The 3 band EQ is not necessary to get the stereo image, however when you add it you must be in the stereo mode as it negates the panning effect while in the mono mode.


What I found was at about +32 the panning image is closer to the stereo image you hear on a stereo wave. At +64 the stereo image is more defined and dramatic. In fact if you move chromatically from the center of the keyboard either up or down the scale, you can hear every note moving incrementally either to the right or left.

While the stereo image at +64 might be considered a pseudo stereo image, I believe it is far more than that. In fact I would consider it a more precise super stereo image. While the pan scaling is seperating each note in a mathematical fashion, it actually gives the image an actual, more defined distinction between each note as opposed to placing 2 mic’s on either end of an acoustic piano where the distinction of every note becomes more obscured in that type of stereo field.

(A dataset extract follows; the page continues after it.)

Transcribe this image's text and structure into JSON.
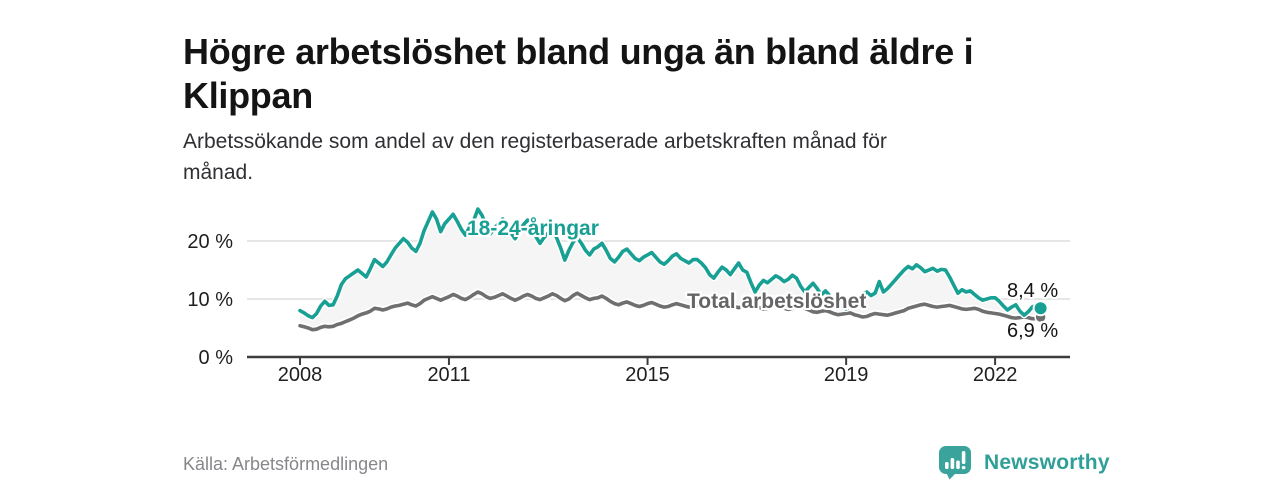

Try it. It is really cool and would probably sound awesome in a mix, especially where a piano is solo or a mix with only a few instruments. Just take a voice that has been initialized, add only 1 mono piano element (say preset wave 10), and adjust the pan scaling of that element to +64. If you do find the stereo field is too exagerated, try adjusting the pan scaling down to your liking. Of course you have to adjust other parameters to get the piano to sound correct, but this is just for demonstration purposes. Try headphones to hear the panning more incrementally.